Like, seriously? Peter loves saying Martin’s name??? So much??? I didn’t count how many times he’s said it in one conversation but it was an awful lot. Screw presenting any member of this family, Peter Lukas wants Martin for himself.
He loves being like “Jon will be rash” “Jon is not very good at archiving U KNOW” (I love that Martin is having NONE OF IT btw, Martin your undying loyalty to Jon will be the DEATH OF PETER - I hope - and mine). Peter sounds like a man who is seducing another man’s husband by pretending it’s for “the greater good” and “it’s all work REALLY but also love me”
I’m just saying. 
(EDIT: HOW COULD I FORGET ‘it’s down to you and me! the dynamic duo!’ Peter is like, on edge of desperate attempts right there. Dude, Martin’s already agreed to your super shitty deal fuck off)

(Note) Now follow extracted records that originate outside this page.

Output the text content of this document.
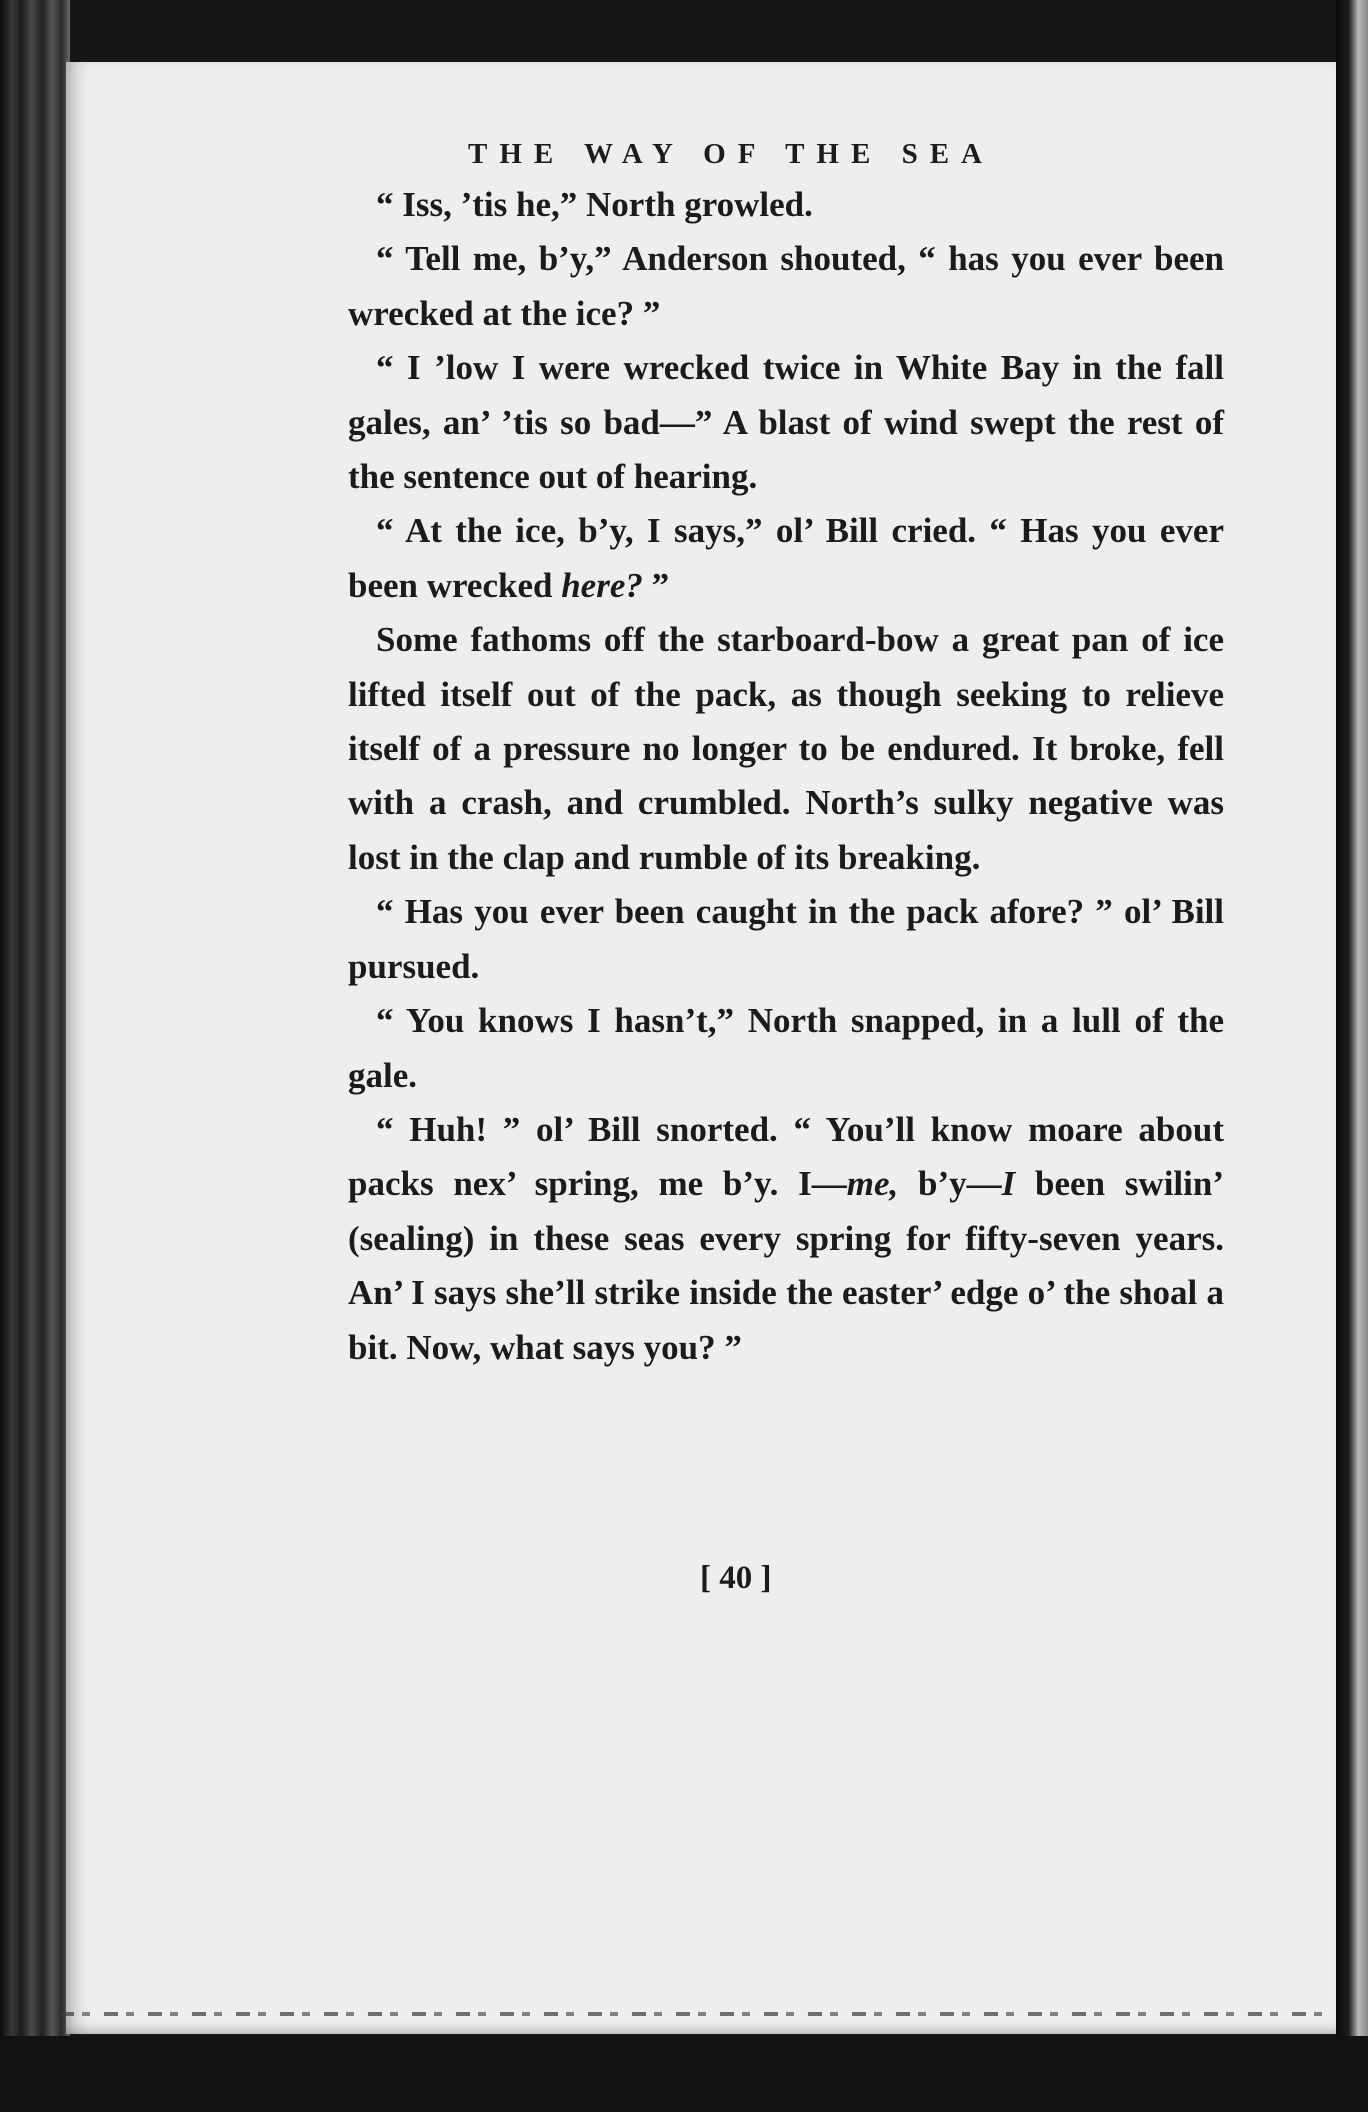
THE WAY OF THE SEA

“ Iss, ’tis he,” North growled.

“ Tell me, b’y,” Anderson shouted, “ has you ever been wrecked at the ice? ”

“ I ’low I were wrecked twice in White Bay in the fall gales, an’ ’tis so bad—” A blast of wind swept the rest of the sentence out of hearing.

“ At the ice, b’y, I says,” ol’ Bill cried. “ Has you ever been wrecked here? ”

Some fathoms off the starboard-bow a great pan of ice lifted itself out of the pack, as though seeking to relieve itself of a pressure no longer to be endured. It broke, fell with a crash, and crumbled. North’s sulky negative was lost in the clap and rumble of its breaking.

“ Has you ever been caught in the pack afore? ” ol’ Bill pursued.

“ You knows I hasn’t,” North snapped, in a lull of the gale.

“ Huh! ” ol’ Bill snorted. “ You’ll know moare about packs nex’ spring, me b’y. I—me, b’y—I been swilin’ (sealing) in these seas every spring for fifty-seven years. An’ I says she’ll strike inside the easter’ edge o’ the shoal a bit. Now, what says you? ”

[ 40 ]
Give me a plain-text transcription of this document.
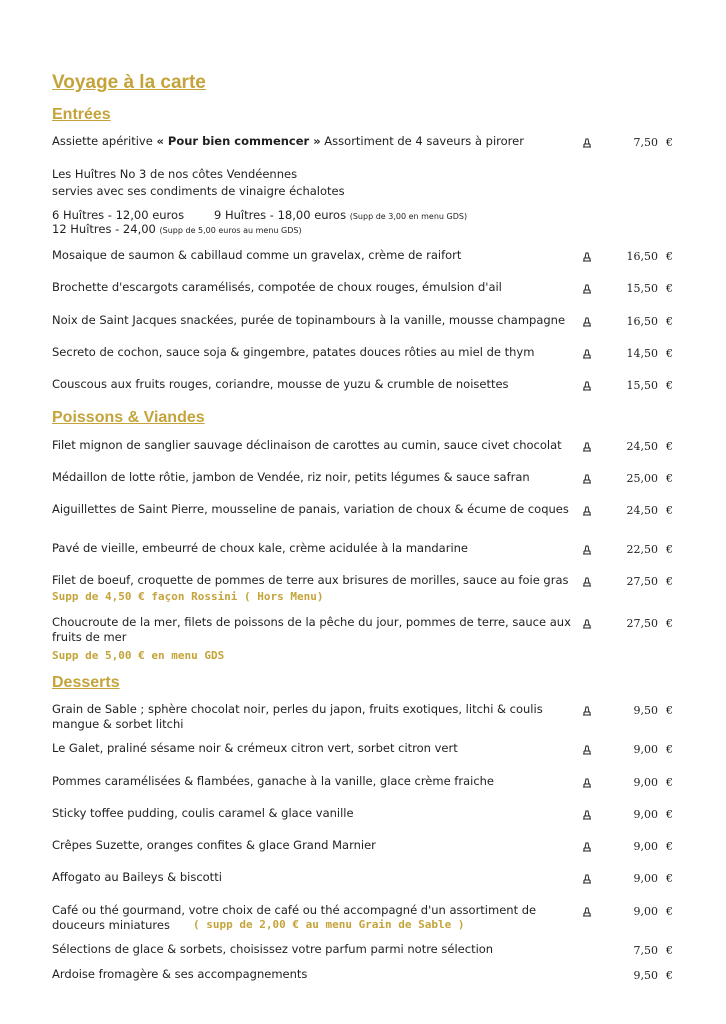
Voyage à la carte
Entrées
Assiette apéritive « Pour bien commencer » Assortiment de 4 saveurs à pirorer	7,50 €
Les Huîtres No 3 de nos côtes Vendéennes
servies avec ses condiments de vinaigre échalotes
6 Huîtres - 12,00 euros	9 Huîtres - 18,00 euros (Supp de 3,00 en menu GDS)
12 Huîtres - 24,00 (Supp de 5,00 euros au menu GDS)
Mosaique de saumon & cabillaud comme un gravelax, crème de raifort	16,50 €
Brochette d'escargots caramélisés, compotée de choux rouges, émulsion d'ail	15,50 €
Noix de Saint Jacques snackées, purée de topinambours à la vanille, mousse champagne	16,50 €
Secreto de cochon, sauce soja & gingembre, patates douces rôties au miel de thym	14,50 €
Couscous aux fruits rouges, coriandre, mousse de yuzu & crumble de noisettes	15,50 €
Poissons & Viandes
Filet mignon de sanglier sauvage déclinaison de carottes au cumin, sauce civet chocolat	24,50 €
Médaillon de lotte rôtie, jambon de Vendée, riz noir, petits légumes & sauce safran	25,00 €
Aiguillettes de Saint Pierre, mousseline de panais, variation de choux & écume de coques	24,50 €
Pavé de vieille, embeurré de choux kale, crème acidulée à la mandarine	22,50 €
Filet de boeuf, croquette de pommes de terre aux brisures de morilles, sauce au foie gras	27,50 €
Supp de 4,50 € façon Rossini ( Hors Menu)
Choucroute de la mer, filets de poissons de la pêche du jour, pommes de terre, sauce aux fruits de mer
27,50 €
Supp de 5,00 € en menu GDS
Desserts
Grain de Sable ; sphère chocolat noir, perles du japon, fruits exotiques, litchi & coulis mangue & sorbet litchi
9,50 €
Le Galet, praliné sésame noir & crémeux citron vert, sorbet citron vert	9,00 €
Pommes caramélisées & flambées, ganache à la vanille, glace crème fraiche	9,00 €
Sticky toffee pudding, coulis caramel & glace vanille	9,00 €
Crêpes Suzette, oranges confites & glace Grand Marnier	9,00 €
Affogato au Baileys & biscotti	9,00 €
Café ou thé gourmand, votre choix de café ou thé accompagné d'un assortiment de douceurs miniatures
9,00 €
( supp de 2,00 € au menu Grain de Sable )
Sélections de glace & sorbets, choisissez votre parfum parmi notre sélection	7,50 €
Ardoise fromagère & ses accompagnements	9,50 €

“I’ll explain everything to him... with or without your permission.” “Martin... When it’s all over, you won’t want to.” 
FUCK OFF PETER LUKAS. 
- And on that note, if Martin is being the head of the Institute’s “assistant” but the head of the institute is actually not bothering at all with running the thing himself AT ALL...
Does that make Martin by default the head of the Magnus Institute? Cause, I’m up for it. Take that, Elias.